Imagine that you’re back in 1996. You have £16,000 to invest, but you’re not sure what to do with it. Your stockbroker tells you one thing, your financial adviser tells you another, and your bank manager – of course – reckons you should stick it in the bank for a rainy day.
Instead, you decide to use that £16,000 as a deposit on an £80,000 buy-to-let property in London (that was the average house price in London just 20 years ago).
Two decades on, the average London property is worth over £488,000.
That means, provided you covered your mortgage payments and costs with rental income, your £16,000 has turned into £408,000 profit. Now there may well have been various incidental costs to take into account but, I think it’s fair to say, you would still have done many times better than if you had put that money into a pension or kept it in the bank.
It’s not possible to make the benefits of property investment any clearer than that.
It is, in my opinion, far and away the best investment you can make.

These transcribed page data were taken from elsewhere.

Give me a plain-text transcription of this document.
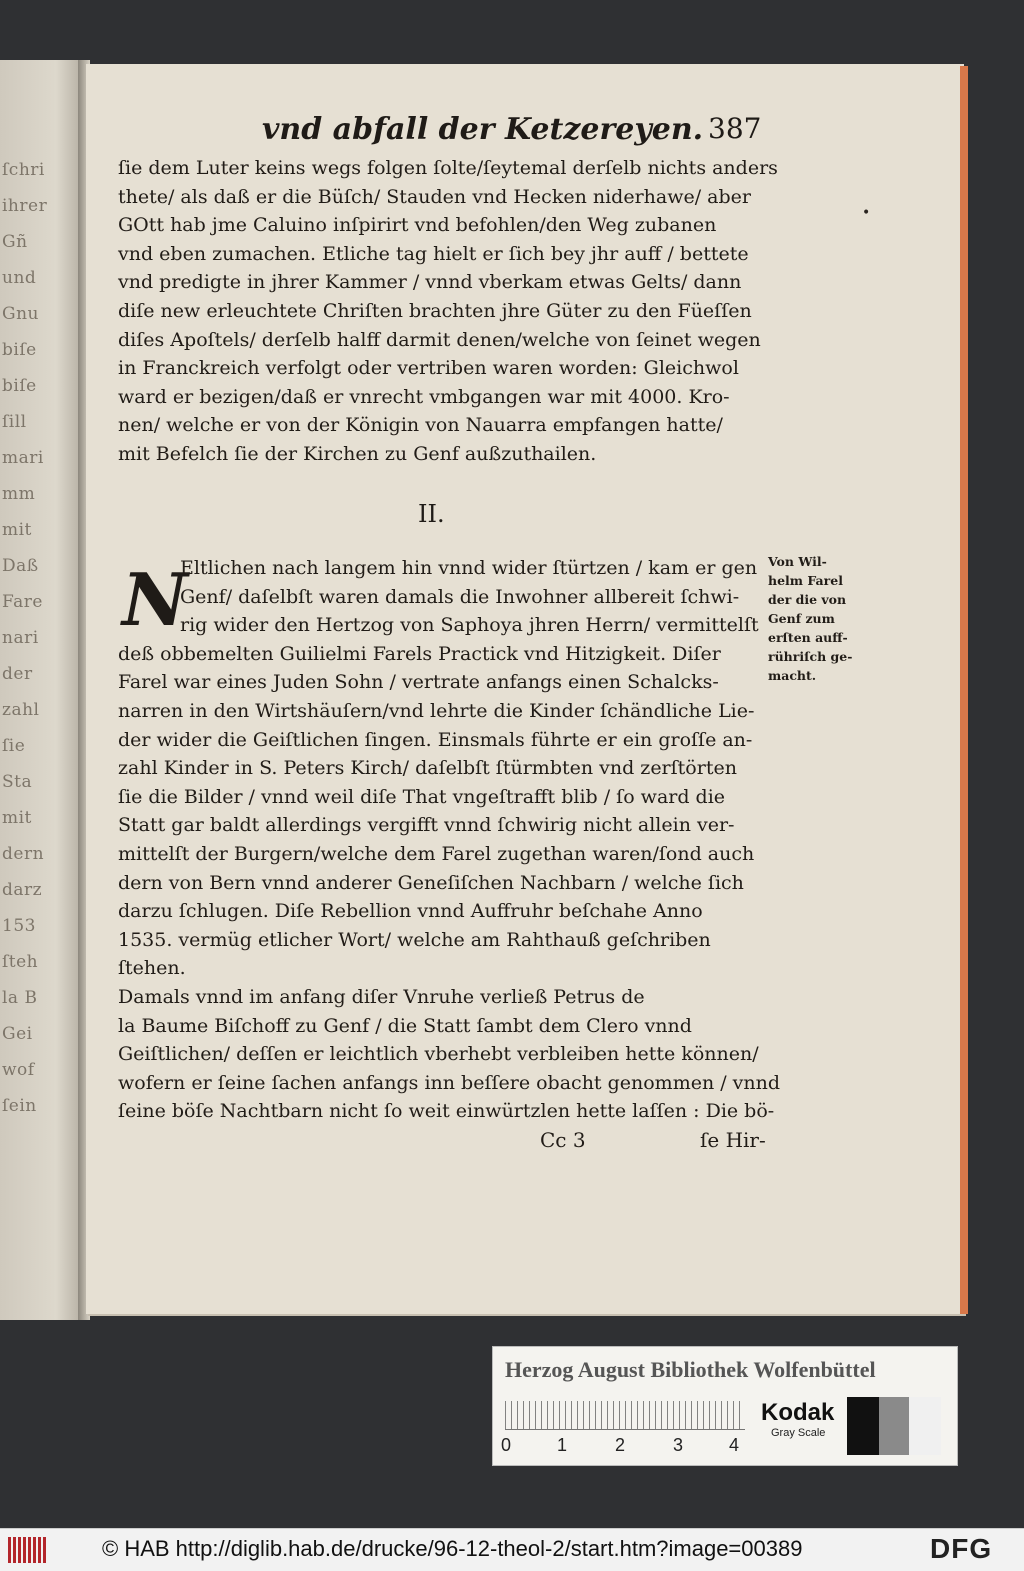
ſchri
ihrer
Gñ
und
Gnu
biſe
biſe
ſill
mari
mm
mit
Daß
Fare
nari
der
zahl
ſie
Sta
mit
dern
darz
153
ſteh
la B
Gei
wof
ſein
vnd abfall der Ketzereyen. 387
•
ſie dem Luter keins wegs folgen ſolte/ſeytemal derſelb nichts anders
thete/ als daß er die Büſch/ Stauden vnd Hecken niderhawe/ aber
GOtt hab jme Caluino inſpirirt vnd befohlen/den Weg zubanen
vnd eben zumachen. Etliche tag hielt er ſich bey jhr auff / bettete
vnd predigte in jhrer Kammer / vnnd vberkam etwas Gelts/ dann
diſe new erleuchtete Chriſten brachten jhre Güter zu den Füeſſen
diſes Apoſtels/ derſelb halff darmit denen/welche von ſeinet wegen
in Franckreich verfolgt oder vertriben waren worden: Gleichwol
ward er bezigen/daß er vnrecht vmbgangen war mit 4000. Kro-
nen/ welche er von der Königin von Nauarra empfangen hatte/
mit Befelch ſie der Kirchen zu Genf außzuthailen.
II.
N
Eltlichen nach langem hin vnnd wider ſtürtzen / kam er gen
Genf/ daſelbſt waren damals die Inwohner allbereit ſchwi-
rig wider den Hertzog von Saphoya jhren Herrn/ vermittelſt
deß obbemelten Guilielmi Farels Practick vnd Hitzigkeit. Diſer
Farel war eines Juden Sohn / vertrate anfangs einen Schalcks-
narren in den Wirtshäuſern/vnd lehrte die Kinder ſchändliche Lie-
der wider die Geiſtlichen ſingen. Einsmals führte er ein groſſe an-
zahl Kinder in S. Peters Kirch/ daſelbſt ſtürmbten vnd zerſtörten
ſie die Bilder / vnnd weil diſe That vngeſtrafft blib / ſo ward die
Statt gar baldt allerdings vergifft vnnd ſchwirig nicht allein ver-
mittelſt der Burgern/welche dem Farel zugethan waren/ſond auch
dern von Bern vnnd anderer Geneſiſchen Nachbarn / welche ſich
darzu ſchlugen. Diſe Rebellion vnnd Auffruhr beſchahe Anno
1535. vermüg etlicher Wort/ welche am Rahthauß geſchriben
ſtehen.
Damals vnnd im anfang diſer Vnruhe verließ Petrus de
la Baume Biſchoff zu Genf / die Statt ſambt dem Clero vnnd
Geiſtlichen/ deſſen er leichtlich vberhebt verbleiben hette können/
wofern er ſeine ſachen anfangs inn beſſere obacht genommen / vnnd
ſeine böſe Nachtbarn nicht ſo weit einwürtzlen hette laſſen : Die bö-
Von Wil-
helm Farel
der die von
Genf zum
erſten auff-
rühriſch ge-
macht.
Cc 3	ſe Hir-
Herzog August Bibliothek Wolfenbüttel
0	1	2	3	4
Kodak
Gray Scale
© HAB http://diglib.hab.de/drucke/96-12-theol-2/start.htm?image=00389	DFG
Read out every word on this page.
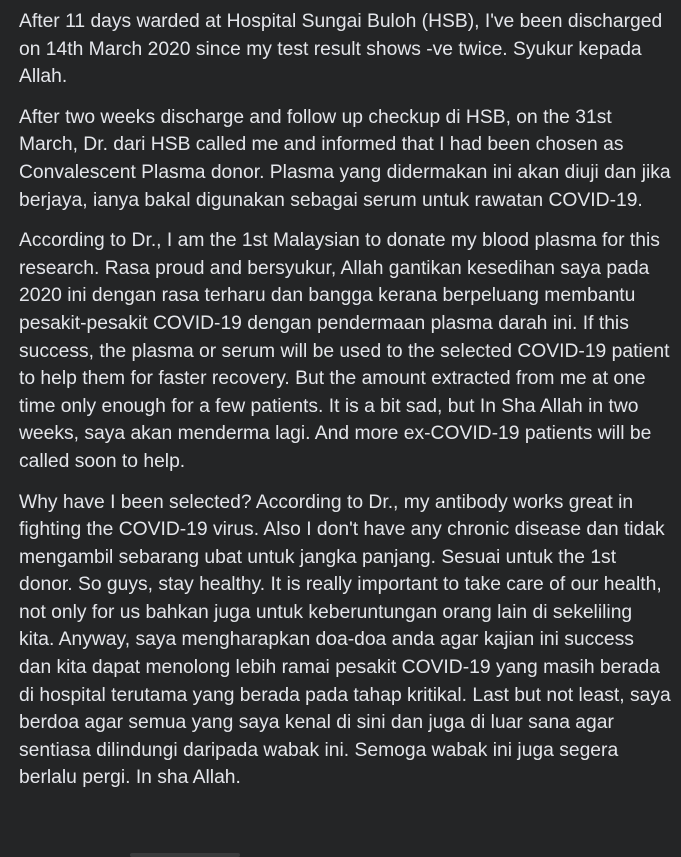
After 11 days warded at Hospital Sungai Buloh (HSB), I've been discharged on 14th March 2020 since my test result shows -ve twice. Syukur kepada Allah.

After two weeks discharge and follow up checkup di HSB, on the 31st March, Dr. dari HSB called me and informed that I had been chosen as Convalescent Plasma donor. Plasma yang didermakan ini akan diuji dan jika berjaya, ianya bakal digunakan sebagai serum untuk rawatan COVID-19.

According to Dr., I am the 1st Malaysian to donate my blood plasma for this research. Rasa proud and bersyukur, Allah gantikan kesedihan saya pada 2020 ini dengan rasa terharu dan bangga kerana berpeluang membantu pesakit-pesakit COVID-19 dengan pendermaan plasma darah ini. If this success, the plasma or serum will be used to the selected COVID-19 patient to help them for faster recovery. But the amount extracted from me at one time only enough for a few patients. It is a bit sad, but In Sha Allah in two weeks, saya akan menderma lagi. And more ex-COVID-19 patients will be called soon to help.

Why have I been selected? According to Dr., my antibody works great in fighting the COVID-19 virus. Also I don't have any chronic disease dan tidak mengambil sebarang ubat untuk jangka panjang. Sesuai untuk the 1st donor. So guys, stay healthy. It is really important to take care of our health, not only for us bahkan juga untuk keberuntungan orang lain di sekeliling kita. Anyway, saya mengharapkan doa-doa anda agar kajian ini success dan kita dapat menolong lebih ramai pesakit COVID-19 yang masih berada di hospital terutama yang berada pada tahap kritikal. Last but not least, saya berdoa agar semua yang saya kenal di sini dan juga di luar sana agar sentiasa dilindungi daripada wabak ini. Semoga wabak ini juga segera berlalu pergi. In sha Allah.
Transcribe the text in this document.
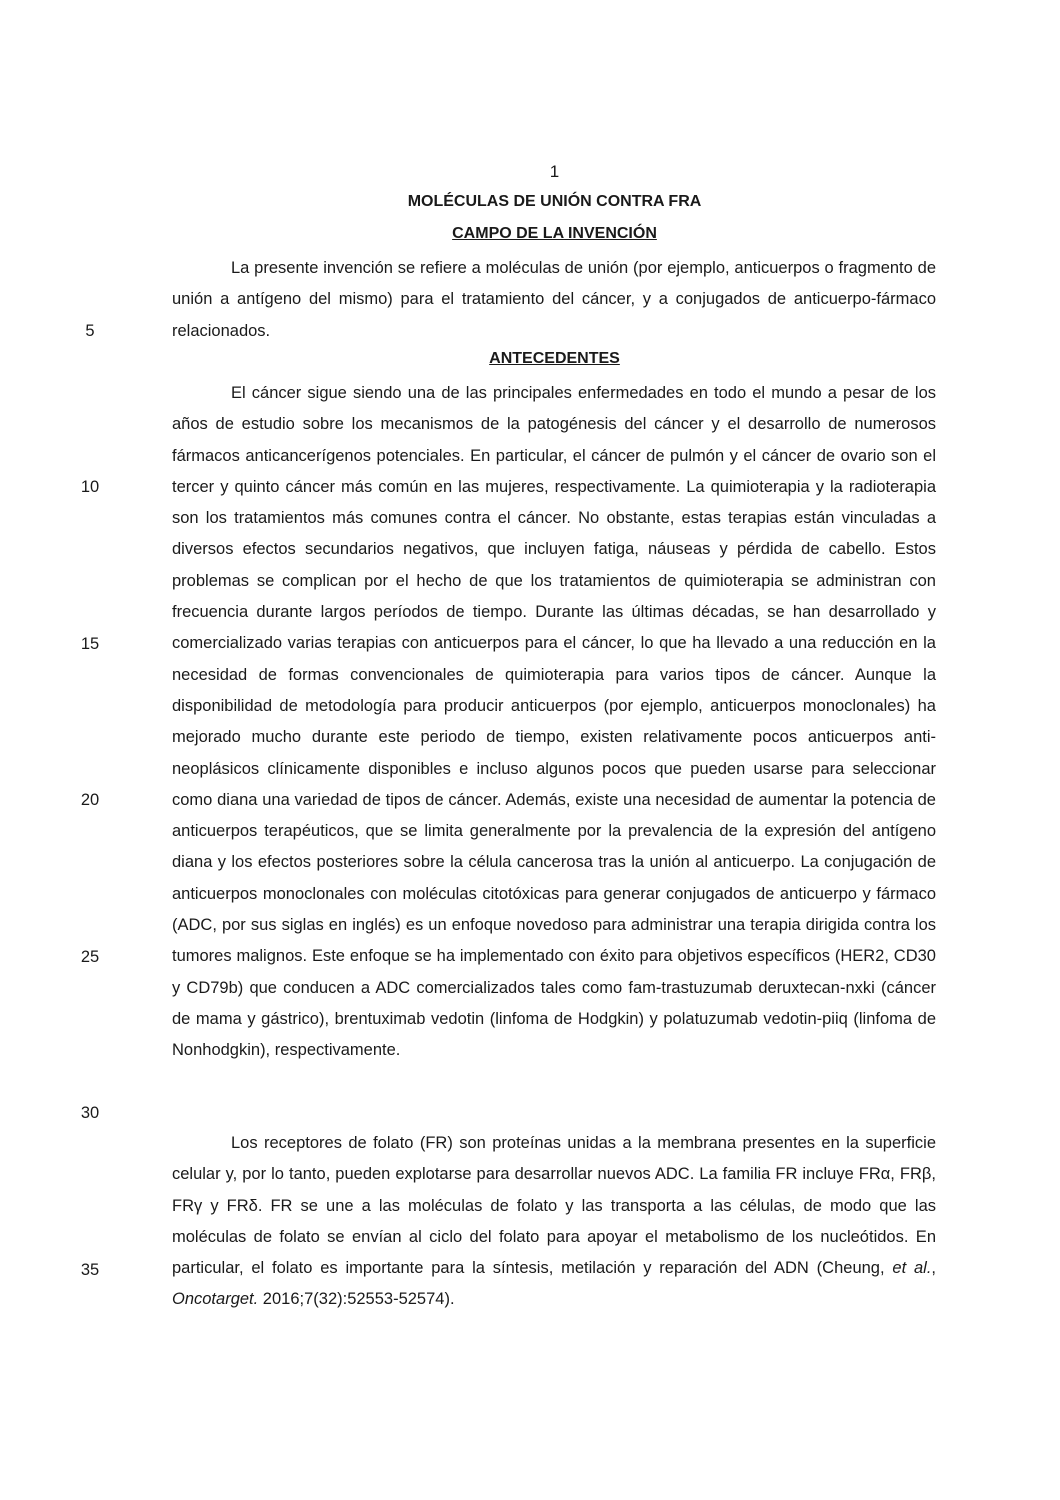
1
MOLÉCULAS DE UNIÓN CONTRA FRA
CAMPO DE LA INVENCIÓN

La presente invención se refiere a moléculas de unión (por ejemplo, anticuerpos o fragmento de unión a antígeno del mismo) para el tratamiento del cáncer, y a conjugados de anticuerpo-fármaco relacionados.

ANTECEDENTES

El cáncer sigue siendo una de las principales enfermedades en todo el mundo a pesar de los años de estudio sobre los mecanismos de la patogénesis del cáncer y el desarrollo de numerosos fármacos anticancerígenos potenciales. En particular, el cáncer de pulmón y el cáncer de ovario son el tercer y quinto cáncer más común en las mujeres, respectivamente. La quimioterapia y la radioterapia son los tratamientos más comunes contra el cáncer. No obstante, estas terapias están vinculadas a diversos efectos secundarios negativos, que incluyen fatiga, náuseas y pérdida de cabello. Estos problemas se complican por el hecho de que los tratamientos de quimioterapia se administran con frecuencia durante largos períodos de tiempo. Durante las últimas décadas, se han desarrollado y comercializado varias terapias con anticuerpos para el cáncer, lo que ha llevado a una reducción en la necesidad de formas convencionales de quimioterapia para varios tipos de cáncer. Aunque la disponibilidad de metodología para producir anticuerpos (por ejemplo, anticuerpos monoclonales) ha mejorado mucho durante este periodo de tiempo, existen relativamente pocos anticuerpos anti-neoplásicos clínicamente disponibles e incluso algunos pocos que pueden usarse para seleccionar como diana una variedad de tipos de cáncer. Además, existe una necesidad de aumentar la potencia de anticuerpos terapéuticos, que se limita generalmente por la prevalencia de la expresión del antígeno diana y los efectos posteriores sobre la célula cancerosa tras la unión al anticuerpo. La conjugación de anticuerpos monoclonales con moléculas citotóxicas para generar conjugados de anticuerpo y fármaco (ADC, por sus siglas en inglés) es un enfoque novedoso para administrar una terapia dirigida contra los tumores malignos. Este enfoque se ha implementado con éxito para objetivos específicos (HER2, CD30 y CD79b) que conducen a ADC comercializados tales como fam-trastuzumab deruxtecan-nxki (cáncer de mama y gástrico), brentuximab vedotin (linfoma de Hodgkin) y polatuzumab vedotin-piiq (linfoma de Nonhodgkin), respectivamente.

Los receptores de folato (FR) son proteínas unidas a la membrana presentes en la superficie celular y, por lo tanto, pueden explotarse para desarrollar nuevos ADC. La familia FR incluye FRα, FRβ, FRγ y FRδ. FR se une a las moléculas de folato y las transporta a las células, de modo que las moléculas de folato se envían al ciclo del folato para apoyar el metabolismo de los nucleótidos. En particular, el folato es importante para la síntesis, metilación y reparación del ADN (Cheung, et al., Oncotarget. 2016;7(32):52553-52574).

5
10
15
20
25
30
35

Imagine that property only did half as well as this over the next ten years. It would still be likely to produce several times the returns of any other asset class.
Because of the power of compound growth, many people think property is all about capital growth, and that aspect is certainly what helps make it an attractive investment. And the fact that you can leverage purchases and obtain, for example, an 80% LTV mortgage multiplies the rate at which your capital can grow at astonishing rates.
Nonetheless, many people have come unstuck by leveraging highly and speculating on capital growth. They have then found themselves in an unsustainable position having to subsidise mortgage payments as the rental income has not been sufficient to cover their financial outgoings on the property.
You may be able to support one property at £200 a month whilst you wait for it to increase in value, but how many more of those could you afford?
However, if all your properties at least ‘wash their face’ and produce a small profit from rental income, you can support as many of them as you can buy – and benefit from the capital growth in all of them.